How to explore New Zealand by bike without working up a sweat

A silent Ubco bike lets tourists cover serious ground in Queenstown while getting up close to the local wildlife

Cameron Wilson
Tuesday 05 December 2017 12:12 GMT
Ubco e-motorbikes are practically silent
Ubco e-motorbikes are practically silent (Cameron Wilson)

Skipper Laurie is proud of his ship. “The oldest coal-fired steamer in the southern hemisphere that’s still carrying passengers every day. Launched in 1912 on Lake Wakatipu, the only body of water she’s ever known.” The ship’s belly is open, so passengers get a good look at the steam-driven pistons and coal-stoked boilers of the stately twin-screw steamer TSS Earnslaw, pride of New Zealand’s Queenstown.

It’s 40 minutes across the lake to Walter Peak station, a working sheep farm set up for tourists with a demonstration shearing shed and fancy wood-fired barbecue. The juicy piece of Merino lamb from the nearby Cardrona Valley is probably the best I’ll ever taste, but a barbecue buffet that includes unlimited desserts and cheeses is not ideal fare for cycling. Way too full to pedal a bike, I front up for a two-hour pootle about the property in the saddle of an Ubco.

Rugged, motorbike-ish and utterly silent, this New Zealand-designed and built electric farm-bike is what I imagine we will ride when we terraform Mars. I’m geared up to ride in a military style jump-suit and helmet, ready for a quick briefing from Heather, our guide. We each select a bike, switch on batteries, turn a few wobbly practice figure of eights around some traffic cones, and then we’re off.

The 15,000 Merino and 5,000 Perindale sheep scattered across the 63,650 acres of Walter Peak Station love the Ubco and all who ride them because they truly are silent (the risk of being run over by one you don’t hear coming notwithstanding). I’m riding one and I’m not sure I’ve turned it on. “Gassing up” isn’t too bad either – a full battery charge, good for 100km (60 miles), costs 88 cents (47p).

Ah, the serenity. The trail we’re on has Lake Wakatipu in and out of view. The entire South Island is so absurdly picturesque that words are wasted on it.

We switch the bikes from “Eco” to “Power” mode and now we’re really motoring, with top speeds of 45km (27 miles) per hour. Stones go tumbling in our wake, yet the bike feels remarkably stable even as the tyres slip sideways in search of better grip.

We stop and have a gander at the re-foresting projects going on around the lakeshore.
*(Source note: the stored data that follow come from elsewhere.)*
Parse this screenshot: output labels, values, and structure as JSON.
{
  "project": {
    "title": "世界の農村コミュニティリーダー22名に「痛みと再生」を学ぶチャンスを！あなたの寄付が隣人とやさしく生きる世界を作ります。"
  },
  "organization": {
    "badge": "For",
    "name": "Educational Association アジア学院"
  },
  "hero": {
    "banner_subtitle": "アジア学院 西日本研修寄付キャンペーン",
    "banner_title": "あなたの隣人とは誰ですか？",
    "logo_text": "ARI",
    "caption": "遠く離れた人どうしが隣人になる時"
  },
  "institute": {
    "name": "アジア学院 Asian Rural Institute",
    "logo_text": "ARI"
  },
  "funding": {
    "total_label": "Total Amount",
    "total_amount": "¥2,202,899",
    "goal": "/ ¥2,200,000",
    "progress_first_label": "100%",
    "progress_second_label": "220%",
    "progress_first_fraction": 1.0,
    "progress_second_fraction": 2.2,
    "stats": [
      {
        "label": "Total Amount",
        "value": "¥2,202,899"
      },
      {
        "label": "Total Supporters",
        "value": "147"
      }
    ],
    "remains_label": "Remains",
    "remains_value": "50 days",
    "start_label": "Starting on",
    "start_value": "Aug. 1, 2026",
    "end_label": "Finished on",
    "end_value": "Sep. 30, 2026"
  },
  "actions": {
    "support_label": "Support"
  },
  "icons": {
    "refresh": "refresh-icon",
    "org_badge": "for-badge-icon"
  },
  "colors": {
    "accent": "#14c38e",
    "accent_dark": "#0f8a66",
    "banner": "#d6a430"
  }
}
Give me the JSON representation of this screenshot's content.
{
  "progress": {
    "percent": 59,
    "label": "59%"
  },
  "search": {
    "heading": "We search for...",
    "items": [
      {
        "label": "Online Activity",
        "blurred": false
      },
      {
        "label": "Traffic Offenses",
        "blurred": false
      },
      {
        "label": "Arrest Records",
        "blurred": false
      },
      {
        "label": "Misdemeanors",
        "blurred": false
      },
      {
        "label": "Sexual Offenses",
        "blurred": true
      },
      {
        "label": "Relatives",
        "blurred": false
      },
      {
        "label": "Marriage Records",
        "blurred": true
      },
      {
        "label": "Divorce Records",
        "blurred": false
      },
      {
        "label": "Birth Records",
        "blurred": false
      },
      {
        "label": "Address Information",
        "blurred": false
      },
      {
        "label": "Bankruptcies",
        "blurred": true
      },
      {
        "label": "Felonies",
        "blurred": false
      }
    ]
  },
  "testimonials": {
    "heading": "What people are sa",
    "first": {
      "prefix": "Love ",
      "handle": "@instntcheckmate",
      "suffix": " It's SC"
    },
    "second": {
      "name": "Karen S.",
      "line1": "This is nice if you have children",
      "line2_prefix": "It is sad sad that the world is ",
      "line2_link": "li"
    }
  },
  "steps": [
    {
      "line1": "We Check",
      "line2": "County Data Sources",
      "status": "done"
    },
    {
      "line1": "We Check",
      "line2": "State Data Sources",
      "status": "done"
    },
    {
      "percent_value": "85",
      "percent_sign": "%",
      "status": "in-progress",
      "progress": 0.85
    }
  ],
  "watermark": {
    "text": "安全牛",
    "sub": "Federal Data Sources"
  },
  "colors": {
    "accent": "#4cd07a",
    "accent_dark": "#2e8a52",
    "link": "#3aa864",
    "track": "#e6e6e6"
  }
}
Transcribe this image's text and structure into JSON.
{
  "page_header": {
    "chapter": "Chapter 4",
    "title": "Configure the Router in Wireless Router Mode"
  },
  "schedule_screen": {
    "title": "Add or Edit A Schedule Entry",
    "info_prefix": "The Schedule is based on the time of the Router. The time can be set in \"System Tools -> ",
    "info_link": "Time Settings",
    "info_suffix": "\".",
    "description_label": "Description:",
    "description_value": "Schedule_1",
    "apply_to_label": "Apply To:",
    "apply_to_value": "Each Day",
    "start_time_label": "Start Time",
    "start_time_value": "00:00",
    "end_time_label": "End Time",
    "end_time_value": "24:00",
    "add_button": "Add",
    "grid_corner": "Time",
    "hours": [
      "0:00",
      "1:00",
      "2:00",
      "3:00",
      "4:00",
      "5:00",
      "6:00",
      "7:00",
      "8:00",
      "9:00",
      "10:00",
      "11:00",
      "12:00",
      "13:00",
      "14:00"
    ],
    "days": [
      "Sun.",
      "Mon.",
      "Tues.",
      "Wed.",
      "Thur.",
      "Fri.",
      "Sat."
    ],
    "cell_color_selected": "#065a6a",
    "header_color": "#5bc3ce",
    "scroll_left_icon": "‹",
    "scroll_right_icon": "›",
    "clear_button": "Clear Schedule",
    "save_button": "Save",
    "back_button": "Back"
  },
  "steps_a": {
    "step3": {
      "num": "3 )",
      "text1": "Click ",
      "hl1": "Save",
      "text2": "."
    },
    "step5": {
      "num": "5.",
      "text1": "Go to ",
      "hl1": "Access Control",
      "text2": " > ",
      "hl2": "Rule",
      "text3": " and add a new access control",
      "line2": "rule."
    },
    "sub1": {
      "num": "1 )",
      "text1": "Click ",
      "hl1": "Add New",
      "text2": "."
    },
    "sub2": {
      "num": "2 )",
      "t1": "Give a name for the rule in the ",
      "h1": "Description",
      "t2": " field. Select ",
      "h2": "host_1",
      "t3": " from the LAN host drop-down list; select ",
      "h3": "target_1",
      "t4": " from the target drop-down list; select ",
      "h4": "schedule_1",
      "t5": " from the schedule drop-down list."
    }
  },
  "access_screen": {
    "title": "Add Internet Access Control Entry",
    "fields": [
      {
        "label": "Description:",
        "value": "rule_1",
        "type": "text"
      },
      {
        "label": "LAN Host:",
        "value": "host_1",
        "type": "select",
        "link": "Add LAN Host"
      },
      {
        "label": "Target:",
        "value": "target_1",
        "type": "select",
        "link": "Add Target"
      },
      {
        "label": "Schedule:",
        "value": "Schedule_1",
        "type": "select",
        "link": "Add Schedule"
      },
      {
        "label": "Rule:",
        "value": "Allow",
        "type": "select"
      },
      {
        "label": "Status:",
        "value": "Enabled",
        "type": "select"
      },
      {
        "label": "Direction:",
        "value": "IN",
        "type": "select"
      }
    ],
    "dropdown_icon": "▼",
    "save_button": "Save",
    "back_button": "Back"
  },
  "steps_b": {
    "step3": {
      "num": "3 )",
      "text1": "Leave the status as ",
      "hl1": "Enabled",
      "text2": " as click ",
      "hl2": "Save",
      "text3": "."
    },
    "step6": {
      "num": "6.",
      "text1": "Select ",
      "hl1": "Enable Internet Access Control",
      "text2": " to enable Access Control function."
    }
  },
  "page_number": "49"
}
Wilding pine is the non-native culprit hereabouts, swathes of which are being felled and replaced in typically New Zealand enviro-warrior fashion.

Earnslaw is the oldest coal-fired steamer in the southern hemisphere
Earnslaw is the oldest coal-fired steamer in the southern hemisphere (Cameron Wilson)

After a 15-minute pit stop for hot chocolate and energy bars, we high-tail it back to the bike shed in time for our steamship rendezvous. The glory of the bikes is not so much that they get you to places that are otherwise inaccessible – horse-riding groups use these same trails, for starters – but more that riding one is a novel and exhilarating experience, as well as one that is pain-free. Queenstown is New Zealand’s action sports capital, offering bungee jumping, jet-boating and para-gliding; with all the whooping and squealing going on, silent bikes seem a brilliant addition.

Someone’s playing the Earnslaw’s piano when we hop aboard, and I take a moment to look through a lyrics sheet featuring some sing-along favourites. I’m told it’s a rowdy scene after dinner and drinks, and I rather wish I could be here to join in.

Up in Laurie’s wheel-house, I watch him levering back and forth on the ship’s brass “telegraph”, which relays directions to the engineer below – Stand By, Slow, Half, Full. Both the telegraph and the ship’s brass wheel seem oddly familiar, and I ask Laurie why a landlubber like me should recognise it.

Racing to rendez-vous with the steamer
Racing to rendez-vous with the steamer (Cameron Wilson)

“Well, there’s a clue in the year the Earnslaw was launched: 1912. The technology you’re looking at is exactly as it was back then, and common to steamships all over the world. Including one which sank in the Atlantic in 1912 – that’s the one you and everyone else instantly thinks of.

"The Titanic.”

Travel essentials

Getting there

Air New Zealand flies from Heathrow to Auckland from £839, and from Auckland to Queenstown (a 2-hour flight) from £117.

Staying there

The Dairy has doubles from £168, B&B.

More information

Real Journeys offers Ubco bike tours year-round, though in low season (May to September) minimum numbers are needed to secure a booking. Steamship, bike hire and afternoon tea costs NZ $159 (£87), or a trip on the steamship only costs NZ$59 (£33).